ただし、運用益や普通分配金の収益に対して、20.315%の税金が発生します。また、手数料が購入時や保有する際に発生するため、少しでも手元に残るお金を多くしたい人には向きません。非課税で運用したい場合は、NISAを検討しましょう。
株式投資
株式投資は、企業が事業資金を集めるために発行した株式を購入し、配当金や株主優待の権利を受け取れる制度です。株主は、企業に出資する対価として、株主総会で議決する権利なども得られます。基本的に株価が安い時に購入し、値上がりした時に売却すると差額分が利益になります。
ただし、日々株価は変動しているため、大幅に値下がりするリスクがあり、元本を大幅に割れる場合もあるでしょう。また、発行者が破綻した場合は投資資金を失う場合もあります。多額の利益を狙うなら株式の売買を、少額かつコツコツとお金を増やすなら企業からの配当金や優待受け取れる銘柄をメインに決めましょう。
資産形成は長期かつ分散と積立が重要
社会保険の適用要件変更の影響で手取りが減ってしまい、資産形成や節税に取り組む際は、焦らずに自分のペースを守って行いましょう。投資で利益を得るための基本的な考え方は、長期・分散・積立です。長期投資であればじっくりと資産形成ができるため、リターンの振れ幅を平均化できます。

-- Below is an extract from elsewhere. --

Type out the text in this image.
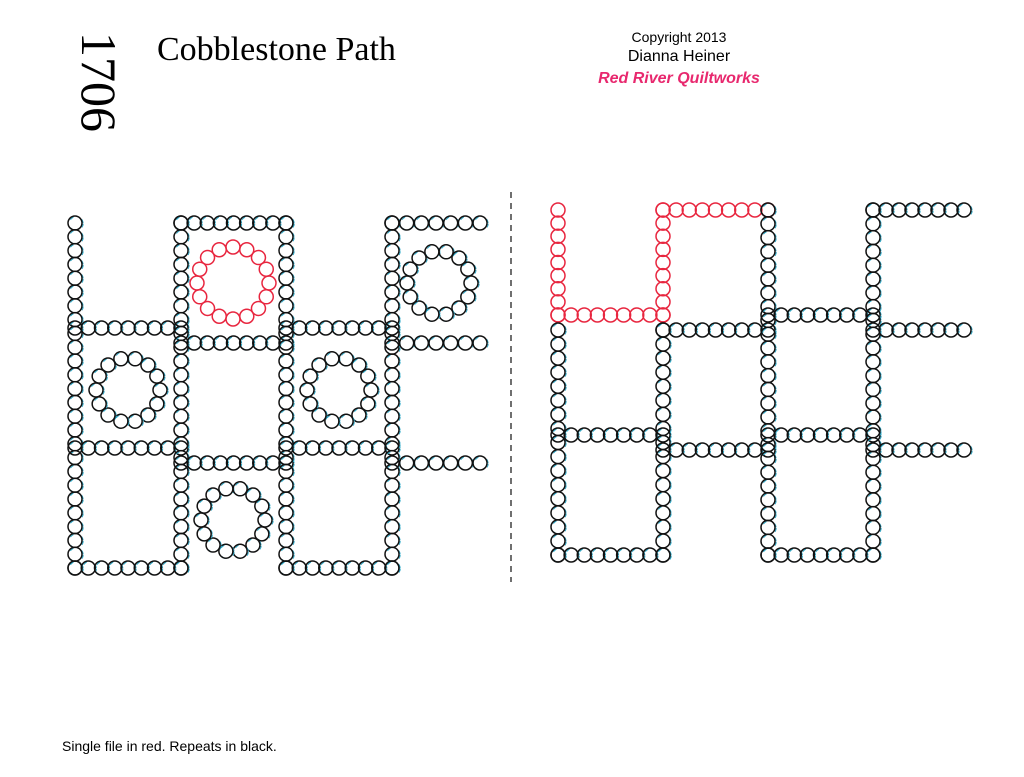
1706 Cobblestone Path	Copyright 2013
Dianna Heiner
Red River Quiltworks
Single file in red. Repeats in black.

投資は、1つの商品のみに絞ると、値下がりした際の損失が大きくなります。分散投資をすると、特徴の異なるいくつかの商品の保有しているため、市場の暴落に対するリスクを抑えます。積立投資は投資のタイミングをずらせるほか、資産を少しずつ増やせるため、結果的に相場が高い時と低い時の両方で投資商品の購入が可能です。
まとめ
社会保険の適用要件変更による年収の壁や、家庭への影響についてご紹介しました。現在の106万円の壁の条件は、2024年10月に変更となり、適用対象の範囲が広がります。社会保険料の負担が増加するため、今後手取りが従来よりも減る人も出てくるでしょう。
しかし、社会保険への加入は将来的な年金額増などのメリットもあるほか、働き控えをしなくても手取りが減らない施策が用意されています。総合的に考えて今後の働き方を検討してみましょう。
もし、手取りが減ってしまった場合は、家計の見直しと資産形成や節税方法を調べてみましょう。家計の見直しで現在の支出と必要な収入が分かれば、具体的な対策を取ることができます。